Isolated mouse muscle experiments were conducted as described in [49,53,110,111], with modifications. Both soleus (SOL) muscles were ligated at the proximal and distal tendons with 5.0 silk sutures, removed from the hindlimbs, and immediately placed in organ baths. Muscles were incubated in modified mouse Ringer’s solution (in mM: 117 NaCl, 4.6 KCl, 25 NaHCO₃, 2.5 CaCl₂, 1.16 MgSO₄, and 11 glucose) containing 10 mg/L gentamycin and equilibrated with 95% O₂/5% CO₂. The pH was 7.4 at 37 °C. Superfusate temperature was measured in a subset of experiments using a K-type thermocouple (Omega Engineering, Stamford, CT, USA) adjacent to the muscle and maintained at 37 ± 0.2 °C by circulating water through a glass-jacketed organ bath (Radnoti Glass Technology, Inc., Monrovia, CA, USA).

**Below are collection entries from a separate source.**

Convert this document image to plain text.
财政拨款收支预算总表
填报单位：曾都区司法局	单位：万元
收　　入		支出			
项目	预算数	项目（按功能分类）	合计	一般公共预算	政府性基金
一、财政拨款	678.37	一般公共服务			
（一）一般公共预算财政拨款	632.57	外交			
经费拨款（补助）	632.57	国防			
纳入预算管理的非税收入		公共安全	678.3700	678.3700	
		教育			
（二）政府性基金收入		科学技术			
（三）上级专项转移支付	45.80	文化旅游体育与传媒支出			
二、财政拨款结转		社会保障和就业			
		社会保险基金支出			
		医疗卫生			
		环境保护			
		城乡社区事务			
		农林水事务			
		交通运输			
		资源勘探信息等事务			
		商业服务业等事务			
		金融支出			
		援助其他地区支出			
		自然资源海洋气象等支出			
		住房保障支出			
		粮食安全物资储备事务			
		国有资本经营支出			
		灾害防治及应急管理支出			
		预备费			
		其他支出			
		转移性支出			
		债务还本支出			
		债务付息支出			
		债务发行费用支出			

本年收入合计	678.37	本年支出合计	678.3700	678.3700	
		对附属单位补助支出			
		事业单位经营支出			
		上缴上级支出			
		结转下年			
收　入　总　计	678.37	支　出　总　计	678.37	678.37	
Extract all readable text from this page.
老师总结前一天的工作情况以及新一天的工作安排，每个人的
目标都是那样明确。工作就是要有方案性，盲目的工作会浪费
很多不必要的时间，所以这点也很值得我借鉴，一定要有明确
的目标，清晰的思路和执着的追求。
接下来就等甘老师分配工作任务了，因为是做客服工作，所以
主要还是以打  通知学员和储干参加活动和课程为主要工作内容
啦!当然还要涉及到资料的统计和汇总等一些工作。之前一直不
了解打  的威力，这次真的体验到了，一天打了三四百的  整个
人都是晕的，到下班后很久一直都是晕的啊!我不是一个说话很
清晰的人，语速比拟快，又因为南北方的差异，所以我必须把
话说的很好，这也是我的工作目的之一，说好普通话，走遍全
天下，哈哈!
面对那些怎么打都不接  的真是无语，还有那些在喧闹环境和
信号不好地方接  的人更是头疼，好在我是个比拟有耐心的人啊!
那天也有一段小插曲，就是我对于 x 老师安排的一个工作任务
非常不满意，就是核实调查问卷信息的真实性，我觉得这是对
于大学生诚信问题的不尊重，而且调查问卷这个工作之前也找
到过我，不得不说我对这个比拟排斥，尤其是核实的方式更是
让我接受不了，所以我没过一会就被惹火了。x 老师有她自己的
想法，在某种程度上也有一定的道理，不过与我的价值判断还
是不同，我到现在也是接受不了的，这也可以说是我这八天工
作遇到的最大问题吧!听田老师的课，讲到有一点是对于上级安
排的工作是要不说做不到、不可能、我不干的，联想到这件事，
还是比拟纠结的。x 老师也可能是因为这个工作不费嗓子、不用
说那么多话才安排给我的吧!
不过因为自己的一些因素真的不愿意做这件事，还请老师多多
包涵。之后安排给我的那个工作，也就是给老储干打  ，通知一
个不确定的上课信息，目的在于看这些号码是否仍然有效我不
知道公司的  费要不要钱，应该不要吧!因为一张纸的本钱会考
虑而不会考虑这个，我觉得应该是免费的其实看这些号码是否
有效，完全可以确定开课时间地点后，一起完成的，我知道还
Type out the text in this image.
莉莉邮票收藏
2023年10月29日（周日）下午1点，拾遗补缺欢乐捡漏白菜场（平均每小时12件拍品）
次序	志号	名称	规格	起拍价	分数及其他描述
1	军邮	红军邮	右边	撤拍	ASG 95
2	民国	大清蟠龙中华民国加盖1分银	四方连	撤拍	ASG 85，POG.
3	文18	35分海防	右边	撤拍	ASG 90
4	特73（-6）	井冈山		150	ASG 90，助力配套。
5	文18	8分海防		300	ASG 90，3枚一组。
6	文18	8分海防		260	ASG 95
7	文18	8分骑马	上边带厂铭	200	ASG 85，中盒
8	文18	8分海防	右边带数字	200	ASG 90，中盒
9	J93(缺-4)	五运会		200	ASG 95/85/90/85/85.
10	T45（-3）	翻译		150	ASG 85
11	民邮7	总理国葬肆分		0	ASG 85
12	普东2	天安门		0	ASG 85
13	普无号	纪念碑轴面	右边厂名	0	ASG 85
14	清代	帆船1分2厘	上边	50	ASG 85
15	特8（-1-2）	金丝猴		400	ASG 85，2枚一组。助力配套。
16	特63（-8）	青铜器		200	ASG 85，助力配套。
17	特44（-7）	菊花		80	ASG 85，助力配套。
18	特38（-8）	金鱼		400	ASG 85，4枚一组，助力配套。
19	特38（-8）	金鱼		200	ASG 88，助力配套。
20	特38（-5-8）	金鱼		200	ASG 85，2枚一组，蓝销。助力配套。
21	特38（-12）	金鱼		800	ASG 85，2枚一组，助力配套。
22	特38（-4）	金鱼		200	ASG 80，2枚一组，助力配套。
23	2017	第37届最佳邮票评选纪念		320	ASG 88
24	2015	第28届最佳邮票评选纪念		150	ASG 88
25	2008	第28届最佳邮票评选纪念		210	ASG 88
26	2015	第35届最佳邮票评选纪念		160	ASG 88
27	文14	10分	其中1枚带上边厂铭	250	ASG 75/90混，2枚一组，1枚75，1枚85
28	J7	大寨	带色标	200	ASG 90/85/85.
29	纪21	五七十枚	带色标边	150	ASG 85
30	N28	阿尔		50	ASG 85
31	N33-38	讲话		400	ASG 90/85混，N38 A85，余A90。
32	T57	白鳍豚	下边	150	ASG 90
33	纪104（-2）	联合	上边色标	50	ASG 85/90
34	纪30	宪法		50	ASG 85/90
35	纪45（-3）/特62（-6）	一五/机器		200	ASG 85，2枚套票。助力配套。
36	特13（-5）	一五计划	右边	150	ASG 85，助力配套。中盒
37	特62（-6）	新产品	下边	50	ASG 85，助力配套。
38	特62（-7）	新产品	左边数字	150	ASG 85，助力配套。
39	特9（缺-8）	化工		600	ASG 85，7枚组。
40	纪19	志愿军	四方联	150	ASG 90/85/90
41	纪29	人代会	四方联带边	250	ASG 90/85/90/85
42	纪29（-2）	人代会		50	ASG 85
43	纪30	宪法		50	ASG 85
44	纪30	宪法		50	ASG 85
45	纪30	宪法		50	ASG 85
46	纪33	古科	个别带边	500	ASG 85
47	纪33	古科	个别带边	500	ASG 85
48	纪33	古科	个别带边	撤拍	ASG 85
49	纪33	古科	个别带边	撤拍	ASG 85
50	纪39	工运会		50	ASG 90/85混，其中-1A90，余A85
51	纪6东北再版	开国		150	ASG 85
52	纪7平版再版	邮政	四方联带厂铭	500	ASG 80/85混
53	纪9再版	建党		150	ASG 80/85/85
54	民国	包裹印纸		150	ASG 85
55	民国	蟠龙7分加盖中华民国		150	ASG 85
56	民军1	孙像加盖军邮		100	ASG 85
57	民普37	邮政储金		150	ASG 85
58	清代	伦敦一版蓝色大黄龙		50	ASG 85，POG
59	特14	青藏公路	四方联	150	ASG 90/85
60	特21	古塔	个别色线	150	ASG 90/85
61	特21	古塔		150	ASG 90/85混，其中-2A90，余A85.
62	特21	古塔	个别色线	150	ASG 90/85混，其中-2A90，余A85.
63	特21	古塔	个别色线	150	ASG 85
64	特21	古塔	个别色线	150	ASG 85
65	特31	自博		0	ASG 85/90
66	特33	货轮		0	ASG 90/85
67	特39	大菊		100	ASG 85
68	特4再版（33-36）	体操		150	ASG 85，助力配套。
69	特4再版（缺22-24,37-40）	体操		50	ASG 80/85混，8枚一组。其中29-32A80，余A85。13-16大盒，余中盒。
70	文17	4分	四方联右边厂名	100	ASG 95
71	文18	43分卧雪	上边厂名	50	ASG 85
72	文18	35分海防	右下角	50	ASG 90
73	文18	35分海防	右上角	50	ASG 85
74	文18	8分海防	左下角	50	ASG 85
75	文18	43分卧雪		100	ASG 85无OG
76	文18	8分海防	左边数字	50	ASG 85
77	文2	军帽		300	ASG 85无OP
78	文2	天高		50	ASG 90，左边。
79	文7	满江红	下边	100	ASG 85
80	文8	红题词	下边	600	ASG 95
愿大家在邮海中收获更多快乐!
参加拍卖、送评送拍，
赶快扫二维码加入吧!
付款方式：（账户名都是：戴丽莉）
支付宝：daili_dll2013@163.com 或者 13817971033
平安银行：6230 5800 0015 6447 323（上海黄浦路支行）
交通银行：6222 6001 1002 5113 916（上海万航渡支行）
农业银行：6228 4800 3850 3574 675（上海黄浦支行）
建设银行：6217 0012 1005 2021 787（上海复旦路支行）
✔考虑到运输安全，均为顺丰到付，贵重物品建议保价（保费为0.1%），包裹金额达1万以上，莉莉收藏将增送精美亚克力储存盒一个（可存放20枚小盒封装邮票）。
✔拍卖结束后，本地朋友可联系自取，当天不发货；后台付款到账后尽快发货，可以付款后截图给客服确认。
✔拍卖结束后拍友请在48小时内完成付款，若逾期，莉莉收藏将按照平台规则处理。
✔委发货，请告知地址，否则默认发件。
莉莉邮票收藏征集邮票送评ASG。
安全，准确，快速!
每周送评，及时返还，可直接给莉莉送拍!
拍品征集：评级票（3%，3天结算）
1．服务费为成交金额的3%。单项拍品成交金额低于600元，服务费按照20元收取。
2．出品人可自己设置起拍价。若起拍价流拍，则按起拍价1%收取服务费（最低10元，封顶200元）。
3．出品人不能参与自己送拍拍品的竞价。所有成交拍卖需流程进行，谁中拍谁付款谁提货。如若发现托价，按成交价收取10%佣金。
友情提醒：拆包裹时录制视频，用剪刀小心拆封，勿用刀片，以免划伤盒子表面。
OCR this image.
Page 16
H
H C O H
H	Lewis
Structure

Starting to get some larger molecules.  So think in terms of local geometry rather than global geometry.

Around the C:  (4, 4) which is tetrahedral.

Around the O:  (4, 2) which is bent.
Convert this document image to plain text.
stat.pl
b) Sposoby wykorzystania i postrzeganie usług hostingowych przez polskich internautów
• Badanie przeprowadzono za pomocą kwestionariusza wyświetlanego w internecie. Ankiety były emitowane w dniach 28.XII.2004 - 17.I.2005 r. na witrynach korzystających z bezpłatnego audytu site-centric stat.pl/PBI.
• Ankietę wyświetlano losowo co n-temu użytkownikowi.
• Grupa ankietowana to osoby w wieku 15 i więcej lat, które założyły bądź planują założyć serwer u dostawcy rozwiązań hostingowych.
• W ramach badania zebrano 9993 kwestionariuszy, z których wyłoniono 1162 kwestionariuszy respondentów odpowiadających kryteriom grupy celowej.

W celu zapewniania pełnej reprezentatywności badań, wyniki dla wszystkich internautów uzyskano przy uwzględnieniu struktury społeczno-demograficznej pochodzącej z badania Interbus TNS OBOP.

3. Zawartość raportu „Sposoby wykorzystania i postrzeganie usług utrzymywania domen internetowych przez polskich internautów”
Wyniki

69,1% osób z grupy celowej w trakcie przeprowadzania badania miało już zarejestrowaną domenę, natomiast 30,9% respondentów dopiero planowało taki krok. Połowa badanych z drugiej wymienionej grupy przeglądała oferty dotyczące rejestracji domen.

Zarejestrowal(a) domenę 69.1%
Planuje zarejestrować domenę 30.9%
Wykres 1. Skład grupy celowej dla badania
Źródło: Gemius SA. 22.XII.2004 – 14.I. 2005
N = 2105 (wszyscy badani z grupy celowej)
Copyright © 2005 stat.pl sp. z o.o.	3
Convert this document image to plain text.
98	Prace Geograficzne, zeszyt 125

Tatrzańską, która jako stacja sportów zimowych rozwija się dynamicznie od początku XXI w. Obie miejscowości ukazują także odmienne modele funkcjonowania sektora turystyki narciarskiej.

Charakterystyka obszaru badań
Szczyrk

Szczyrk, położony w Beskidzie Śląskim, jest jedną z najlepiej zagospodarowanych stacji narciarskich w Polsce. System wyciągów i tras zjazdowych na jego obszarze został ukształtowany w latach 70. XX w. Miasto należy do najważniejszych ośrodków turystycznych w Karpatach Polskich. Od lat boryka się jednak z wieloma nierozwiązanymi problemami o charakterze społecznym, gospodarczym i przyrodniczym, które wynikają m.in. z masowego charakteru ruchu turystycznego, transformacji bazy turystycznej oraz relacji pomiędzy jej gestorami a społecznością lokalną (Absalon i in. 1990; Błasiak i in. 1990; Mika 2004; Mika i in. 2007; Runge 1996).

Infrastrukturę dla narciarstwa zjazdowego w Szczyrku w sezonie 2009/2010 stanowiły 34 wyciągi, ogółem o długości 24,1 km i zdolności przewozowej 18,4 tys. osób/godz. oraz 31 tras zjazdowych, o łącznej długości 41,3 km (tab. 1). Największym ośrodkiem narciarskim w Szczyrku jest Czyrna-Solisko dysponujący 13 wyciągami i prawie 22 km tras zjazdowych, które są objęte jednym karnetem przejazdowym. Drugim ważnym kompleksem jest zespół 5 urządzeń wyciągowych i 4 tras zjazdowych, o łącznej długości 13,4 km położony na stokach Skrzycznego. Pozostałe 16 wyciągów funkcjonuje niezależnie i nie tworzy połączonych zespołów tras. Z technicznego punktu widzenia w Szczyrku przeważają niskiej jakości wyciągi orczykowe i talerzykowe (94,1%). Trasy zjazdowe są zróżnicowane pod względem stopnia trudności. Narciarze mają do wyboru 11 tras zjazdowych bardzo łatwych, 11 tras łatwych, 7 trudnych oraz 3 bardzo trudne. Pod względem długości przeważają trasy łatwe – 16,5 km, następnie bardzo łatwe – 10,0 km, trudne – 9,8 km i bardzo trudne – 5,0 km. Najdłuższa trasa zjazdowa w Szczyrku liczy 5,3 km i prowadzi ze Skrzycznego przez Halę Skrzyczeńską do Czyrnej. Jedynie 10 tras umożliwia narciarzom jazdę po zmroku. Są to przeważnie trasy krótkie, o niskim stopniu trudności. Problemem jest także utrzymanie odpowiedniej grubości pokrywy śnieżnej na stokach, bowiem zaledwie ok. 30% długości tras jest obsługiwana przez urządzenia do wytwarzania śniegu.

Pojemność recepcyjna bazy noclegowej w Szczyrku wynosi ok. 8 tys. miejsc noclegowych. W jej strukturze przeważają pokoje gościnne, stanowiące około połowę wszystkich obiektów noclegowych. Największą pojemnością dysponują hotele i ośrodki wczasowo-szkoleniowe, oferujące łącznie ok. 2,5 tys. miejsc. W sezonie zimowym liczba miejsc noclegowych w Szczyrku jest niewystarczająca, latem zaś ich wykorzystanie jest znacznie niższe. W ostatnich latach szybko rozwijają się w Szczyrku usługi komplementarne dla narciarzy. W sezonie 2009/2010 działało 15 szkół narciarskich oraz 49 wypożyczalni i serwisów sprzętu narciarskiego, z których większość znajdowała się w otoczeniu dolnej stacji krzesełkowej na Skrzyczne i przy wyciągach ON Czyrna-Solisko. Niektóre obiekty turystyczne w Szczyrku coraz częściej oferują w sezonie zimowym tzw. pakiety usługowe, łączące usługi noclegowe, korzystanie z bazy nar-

Isolated SOL muscles were mounted for mechanical measurements by tying one end of the muscle ligature to a stationary hook and the other end to an isometric force transducer fitted on a micrometer. Muscles were aligned with the axis of the transducer and the length was adjusted to optimal resting length (L_o) using the length–tension relationship. Electrical stimulation was delivered via two Pt plate electrodes adjacent to the muscle and generated using a Grass S88 Stimulator (Grass Instruments, Quincy, MA, USA). The pulse duration was 0.2 ms and stimulation trains for tetanic force were delivered at fusion frequency (~70 Hz) for 0.5–1.2 s. Force was recorded using an ADC model AT MIO16E (National Instruments, Austin, TX, USA) controlled by commercially available software (LabScribeNI, iWorx, Dover, NH, USA). Analysis of mechanical transients was performed using a custom algorithm for physiological data developed in this laboratory using the MATLAB programming environment (MathWorks, Natick, MA, USA) [112].

4.5. Statistical Analysis

Nonlinear regression analyses were initially performed using SigmaPlot version 8.0 (SPSS Inc., Richmond, CA, USA) and validated using R version 4.0.5 or later. Regression parameter estimates are provided ± the standard error (SE) of the regression.